# Como funciona una tarjeta sim?



## fradyjavi (Abr 23, 2007)

He estado mirando por internet a ver si encontraba como funciona una tarjeta sim de los moviles pero no he encontrado nada que me ayude. A ver si desde aqui me podeis exar una mano  y si alguien lo sabe me lo puede explicar.

Saludos y gracias!


----------



## Courage_faces (Jun 22, 2007)

ya buscaste....


tecnologia GSM o tecnologia CDMA (TDMA) esta es la tecnologia de los terminales sin chip...
busca y a lo mejor encuentras algo..

saludos


----------



## jalva (Jun 23, 2007)

Las tarjetas Sim tienen una interface serie sincrónica y son memorias flash de 64 Kb en la mayoria de los casos.
Existen algunos lectores de Sim por USB que permiten editar la agenda sin poner el sim en el celular 
en españa (http://www.mercamania.es/a/listado_productos/idx/2100100/mot/Lector_sim/listado_productos.htm)
En argentina (_Buscar en Mercadolibre: MLA-28557486-lector-grabador-de-sim-chip-organiza-copia-tu-chip-reader-_JM_)

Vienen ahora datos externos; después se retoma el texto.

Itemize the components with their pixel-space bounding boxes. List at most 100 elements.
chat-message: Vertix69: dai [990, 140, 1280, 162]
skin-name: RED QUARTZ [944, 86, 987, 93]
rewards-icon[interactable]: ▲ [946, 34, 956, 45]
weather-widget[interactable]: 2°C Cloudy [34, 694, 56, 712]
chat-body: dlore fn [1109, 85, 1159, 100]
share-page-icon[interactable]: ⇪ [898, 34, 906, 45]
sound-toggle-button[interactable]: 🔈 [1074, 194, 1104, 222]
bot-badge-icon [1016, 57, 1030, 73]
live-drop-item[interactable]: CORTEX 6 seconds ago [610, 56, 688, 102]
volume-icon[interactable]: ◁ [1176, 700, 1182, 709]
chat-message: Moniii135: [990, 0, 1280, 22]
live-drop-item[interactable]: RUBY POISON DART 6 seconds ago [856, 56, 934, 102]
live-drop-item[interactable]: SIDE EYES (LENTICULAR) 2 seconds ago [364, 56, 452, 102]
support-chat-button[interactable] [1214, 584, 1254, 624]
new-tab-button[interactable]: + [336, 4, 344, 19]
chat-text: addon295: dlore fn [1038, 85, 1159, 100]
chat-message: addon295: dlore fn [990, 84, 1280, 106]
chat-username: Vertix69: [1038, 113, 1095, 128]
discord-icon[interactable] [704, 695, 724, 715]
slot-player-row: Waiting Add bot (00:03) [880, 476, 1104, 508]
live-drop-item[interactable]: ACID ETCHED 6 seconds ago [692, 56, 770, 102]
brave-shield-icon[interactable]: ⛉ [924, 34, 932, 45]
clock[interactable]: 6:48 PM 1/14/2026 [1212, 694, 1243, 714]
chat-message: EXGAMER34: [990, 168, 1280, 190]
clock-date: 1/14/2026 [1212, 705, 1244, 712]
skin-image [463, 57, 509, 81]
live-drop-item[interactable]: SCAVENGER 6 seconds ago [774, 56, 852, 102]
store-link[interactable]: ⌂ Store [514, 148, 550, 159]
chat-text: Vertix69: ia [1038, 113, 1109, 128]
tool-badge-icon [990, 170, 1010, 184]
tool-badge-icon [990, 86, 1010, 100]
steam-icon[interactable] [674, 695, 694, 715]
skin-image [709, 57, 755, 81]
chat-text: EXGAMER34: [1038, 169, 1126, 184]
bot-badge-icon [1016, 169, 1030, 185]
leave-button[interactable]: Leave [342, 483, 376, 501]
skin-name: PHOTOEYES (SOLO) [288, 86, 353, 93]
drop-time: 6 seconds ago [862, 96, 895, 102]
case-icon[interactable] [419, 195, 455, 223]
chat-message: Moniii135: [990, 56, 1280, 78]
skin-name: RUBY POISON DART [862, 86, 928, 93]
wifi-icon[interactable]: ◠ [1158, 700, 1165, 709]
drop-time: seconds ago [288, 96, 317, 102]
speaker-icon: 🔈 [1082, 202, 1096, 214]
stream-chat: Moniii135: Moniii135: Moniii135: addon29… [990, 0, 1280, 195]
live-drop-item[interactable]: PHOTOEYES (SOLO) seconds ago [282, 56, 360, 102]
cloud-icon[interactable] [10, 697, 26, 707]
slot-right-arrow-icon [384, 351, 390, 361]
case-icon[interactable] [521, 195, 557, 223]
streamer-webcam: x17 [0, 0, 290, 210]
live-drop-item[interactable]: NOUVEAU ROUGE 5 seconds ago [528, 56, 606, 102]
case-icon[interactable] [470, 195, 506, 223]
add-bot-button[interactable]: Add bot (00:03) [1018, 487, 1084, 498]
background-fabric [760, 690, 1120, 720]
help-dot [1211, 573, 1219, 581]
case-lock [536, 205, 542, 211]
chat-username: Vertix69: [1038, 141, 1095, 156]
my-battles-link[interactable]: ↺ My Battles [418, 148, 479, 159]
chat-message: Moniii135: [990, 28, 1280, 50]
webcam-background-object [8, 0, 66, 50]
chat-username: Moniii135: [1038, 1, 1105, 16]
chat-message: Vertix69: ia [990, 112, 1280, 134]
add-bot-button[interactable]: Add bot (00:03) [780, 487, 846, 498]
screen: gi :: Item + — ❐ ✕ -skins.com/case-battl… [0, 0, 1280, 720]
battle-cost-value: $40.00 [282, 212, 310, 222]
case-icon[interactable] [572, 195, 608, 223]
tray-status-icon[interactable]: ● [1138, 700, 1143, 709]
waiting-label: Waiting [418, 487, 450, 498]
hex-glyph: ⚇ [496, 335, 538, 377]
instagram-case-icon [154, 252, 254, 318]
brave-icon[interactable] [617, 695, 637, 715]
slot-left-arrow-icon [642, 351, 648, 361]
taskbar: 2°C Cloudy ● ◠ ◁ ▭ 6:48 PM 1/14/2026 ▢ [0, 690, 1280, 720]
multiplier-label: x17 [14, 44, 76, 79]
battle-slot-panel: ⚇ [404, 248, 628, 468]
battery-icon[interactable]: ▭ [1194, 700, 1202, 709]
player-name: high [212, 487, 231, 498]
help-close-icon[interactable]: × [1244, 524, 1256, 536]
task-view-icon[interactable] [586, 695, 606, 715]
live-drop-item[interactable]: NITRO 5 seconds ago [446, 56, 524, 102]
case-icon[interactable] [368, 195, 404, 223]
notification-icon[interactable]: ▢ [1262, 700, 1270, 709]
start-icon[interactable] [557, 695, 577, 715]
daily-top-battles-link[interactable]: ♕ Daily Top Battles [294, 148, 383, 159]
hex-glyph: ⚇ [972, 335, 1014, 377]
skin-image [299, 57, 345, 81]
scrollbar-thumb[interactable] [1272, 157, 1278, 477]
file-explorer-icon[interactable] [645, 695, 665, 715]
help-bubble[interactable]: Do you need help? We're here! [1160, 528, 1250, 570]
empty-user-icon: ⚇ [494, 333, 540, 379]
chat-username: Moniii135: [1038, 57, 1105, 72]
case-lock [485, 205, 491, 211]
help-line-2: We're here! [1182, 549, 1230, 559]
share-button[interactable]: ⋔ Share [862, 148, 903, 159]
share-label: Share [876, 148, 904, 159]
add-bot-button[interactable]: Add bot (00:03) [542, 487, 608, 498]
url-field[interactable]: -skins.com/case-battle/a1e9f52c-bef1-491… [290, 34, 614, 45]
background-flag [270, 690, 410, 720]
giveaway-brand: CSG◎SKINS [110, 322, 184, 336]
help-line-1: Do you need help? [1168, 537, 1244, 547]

Algunas webs que encontré...

http://webs.ono.com/valleverde/lector.htm
http://pinouts.ru/SerialPortsCables/smartcard_pc_cable_pinout.shtml

en esta web  http://www.kiscan.net/2_eng_simreader.htm   fijate que al final de la página, ala derecha hay un "next" para seguir viendo 

Espero que te sea útil


----------



## fradyjavi (Jun 24, 2007)

Muchas gracias por vuestra ayuda, me es muy util.


----------